With adequate funding, most fusion companies expect to distribute power in the next 12 years, not 30, and some plan to plug into the network in this decade.

However adequate funding is not available right now. Too little money leads to too small staff and much slower progress than is technically possible. Almost all fusion companies now rely overwhelmingly on private investment, including crowdfunding platforms for small investors. But we need government funding as well to succeed rapidly.

But how fast can we get to commercialized fusion energy? We can do it in a decade or so. That's true even though for years the fusion stories in the news have been about the giant, multibillion-dollar government-funded projects like the ill-fated, never-finished International Tokamak Experimental Reactor (ITER) in France and the National Ignition Facility, or NIF, in the U.S. Their huge costs and much-postponed schedules have resulted in the jaded "fusion is always 30 years away" dismissal.

What news stories have missed are the small investor-funded fusion companies that are making the fastest progress toward practical fusion energy. While it's true we don't yet have Doc Brown's fusion-powered flying DeLorean car from "Back to the Future" right now, the fusion companies have gotten closest to getting more energy out of the device than is fed into it. The industry's biggest players have spent millions of dollars to achieve this progress using devices far smaller and cheaper than government-level initiatives.

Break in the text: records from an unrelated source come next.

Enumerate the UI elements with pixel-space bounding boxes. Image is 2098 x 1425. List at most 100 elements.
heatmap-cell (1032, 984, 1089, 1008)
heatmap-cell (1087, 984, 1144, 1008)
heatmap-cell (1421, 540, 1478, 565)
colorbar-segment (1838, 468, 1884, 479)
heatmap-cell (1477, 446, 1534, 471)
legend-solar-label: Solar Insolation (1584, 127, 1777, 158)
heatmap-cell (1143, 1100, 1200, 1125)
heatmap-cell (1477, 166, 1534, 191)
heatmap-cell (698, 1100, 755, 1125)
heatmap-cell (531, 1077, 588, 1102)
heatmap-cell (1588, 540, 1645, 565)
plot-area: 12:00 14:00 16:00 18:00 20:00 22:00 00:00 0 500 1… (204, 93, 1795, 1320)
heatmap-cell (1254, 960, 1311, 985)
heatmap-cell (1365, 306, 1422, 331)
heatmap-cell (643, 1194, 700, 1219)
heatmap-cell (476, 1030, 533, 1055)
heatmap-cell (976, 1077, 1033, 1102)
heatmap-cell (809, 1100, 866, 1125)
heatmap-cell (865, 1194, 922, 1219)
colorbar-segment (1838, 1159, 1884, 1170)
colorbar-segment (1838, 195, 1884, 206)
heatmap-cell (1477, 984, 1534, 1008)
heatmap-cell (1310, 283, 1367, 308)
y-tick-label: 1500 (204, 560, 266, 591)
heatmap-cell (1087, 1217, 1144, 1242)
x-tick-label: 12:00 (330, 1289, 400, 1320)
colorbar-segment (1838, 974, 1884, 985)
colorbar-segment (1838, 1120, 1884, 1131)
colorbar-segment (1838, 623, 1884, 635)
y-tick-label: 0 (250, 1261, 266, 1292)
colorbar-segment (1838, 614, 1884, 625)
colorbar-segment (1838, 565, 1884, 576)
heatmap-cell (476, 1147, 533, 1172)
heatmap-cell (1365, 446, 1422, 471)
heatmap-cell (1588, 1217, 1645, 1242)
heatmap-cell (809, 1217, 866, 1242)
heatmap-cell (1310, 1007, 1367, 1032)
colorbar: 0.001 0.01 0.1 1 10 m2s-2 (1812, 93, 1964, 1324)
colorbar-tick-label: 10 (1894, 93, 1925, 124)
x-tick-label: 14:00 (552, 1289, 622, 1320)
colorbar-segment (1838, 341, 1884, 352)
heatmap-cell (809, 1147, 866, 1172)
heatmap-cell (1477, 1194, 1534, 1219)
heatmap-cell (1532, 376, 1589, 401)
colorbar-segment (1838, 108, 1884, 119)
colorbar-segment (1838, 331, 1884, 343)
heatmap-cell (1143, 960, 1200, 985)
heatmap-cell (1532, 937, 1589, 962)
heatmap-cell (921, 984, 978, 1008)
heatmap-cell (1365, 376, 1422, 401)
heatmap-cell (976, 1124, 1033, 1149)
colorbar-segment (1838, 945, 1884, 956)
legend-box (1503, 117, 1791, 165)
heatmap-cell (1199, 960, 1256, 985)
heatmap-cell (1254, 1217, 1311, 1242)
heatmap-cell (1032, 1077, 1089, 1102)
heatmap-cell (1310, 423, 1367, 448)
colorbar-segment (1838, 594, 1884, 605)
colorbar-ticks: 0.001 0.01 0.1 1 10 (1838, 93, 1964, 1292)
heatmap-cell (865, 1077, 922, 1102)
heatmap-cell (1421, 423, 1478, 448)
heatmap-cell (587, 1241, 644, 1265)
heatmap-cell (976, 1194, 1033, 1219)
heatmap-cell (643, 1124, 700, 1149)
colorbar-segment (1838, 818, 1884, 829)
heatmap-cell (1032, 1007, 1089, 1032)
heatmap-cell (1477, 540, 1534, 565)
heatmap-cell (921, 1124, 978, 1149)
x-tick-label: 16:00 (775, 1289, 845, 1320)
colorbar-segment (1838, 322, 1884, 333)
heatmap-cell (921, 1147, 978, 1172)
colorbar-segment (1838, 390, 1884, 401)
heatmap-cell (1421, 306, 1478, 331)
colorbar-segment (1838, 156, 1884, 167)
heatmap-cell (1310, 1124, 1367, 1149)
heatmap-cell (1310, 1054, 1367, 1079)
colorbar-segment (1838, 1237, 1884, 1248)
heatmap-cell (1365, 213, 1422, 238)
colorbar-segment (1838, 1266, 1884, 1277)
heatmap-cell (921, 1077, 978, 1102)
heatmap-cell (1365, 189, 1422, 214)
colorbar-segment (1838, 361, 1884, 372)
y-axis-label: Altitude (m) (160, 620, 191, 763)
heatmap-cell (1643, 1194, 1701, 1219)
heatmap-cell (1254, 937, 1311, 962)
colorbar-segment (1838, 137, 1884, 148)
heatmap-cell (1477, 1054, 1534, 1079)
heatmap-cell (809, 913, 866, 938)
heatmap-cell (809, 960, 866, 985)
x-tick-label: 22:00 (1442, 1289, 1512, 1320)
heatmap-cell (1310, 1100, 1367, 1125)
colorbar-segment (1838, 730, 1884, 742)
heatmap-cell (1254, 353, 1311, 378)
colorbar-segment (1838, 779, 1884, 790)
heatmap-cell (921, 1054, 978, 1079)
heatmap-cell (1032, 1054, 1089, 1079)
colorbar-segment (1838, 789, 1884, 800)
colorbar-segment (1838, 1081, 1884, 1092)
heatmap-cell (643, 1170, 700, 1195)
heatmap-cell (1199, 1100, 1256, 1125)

They've achieved major accomplishments and will reach more as small startups plan to use hydrogen-boron fuel, which offers unique value for our society. This special fuel creates three new possibilities not usually available with fusion: Zero radioactive waste, small and cheap generators and fuel that can be converted into electricity.

Replacing all current fossil fuel energy with solar and wind power by 2050 will cost at least $20 trillion per year — nearly four times what is currently spent on fossil fuels. And this doesn't count the need to maintain solar and wind farms and replace them about every 20 years. No wonder BP and other oil companies are not investing in it to the extent that they promised.

Our society must immediately transition to cleaner energy if we want to avoid environmental consequences that will kill our planet and our ability to live on it. Fusion gives us a way to bypass the expensive, high-maintenance "solution" of renewables and create better societies with fewer limitations. Government funds are the only thing that's required to unlock the power of fusion.

Fusion requires less space and materials and has the highest energy density known to science, making it a cheap and fast way to stop using fossil fuels for good. The investment needed is dramatically lower than what it takes to implement renewables on a large scale, so why aren't we seeing any change? Well, fusion energy has been branded as a black hole for financial investment because of the ineffective projects taken on by the government.

Some of the best teams and equipment have been put toward commercializing fusion, but we won't develop robust power generators until startups receive the investment they need. Their innovative decision-making allows them to find novel ways of utilizing funding without the red tape public sector projects have. These differences could allow startups to create a decentralized grid that ends major blackouts and reduces the cost of living for all while at the same time preserving our precious environment. Governments need to treat fusion research and development as a crash program. The fastest route to fusion is to fund all efforts fully, including those with pB11 fuel.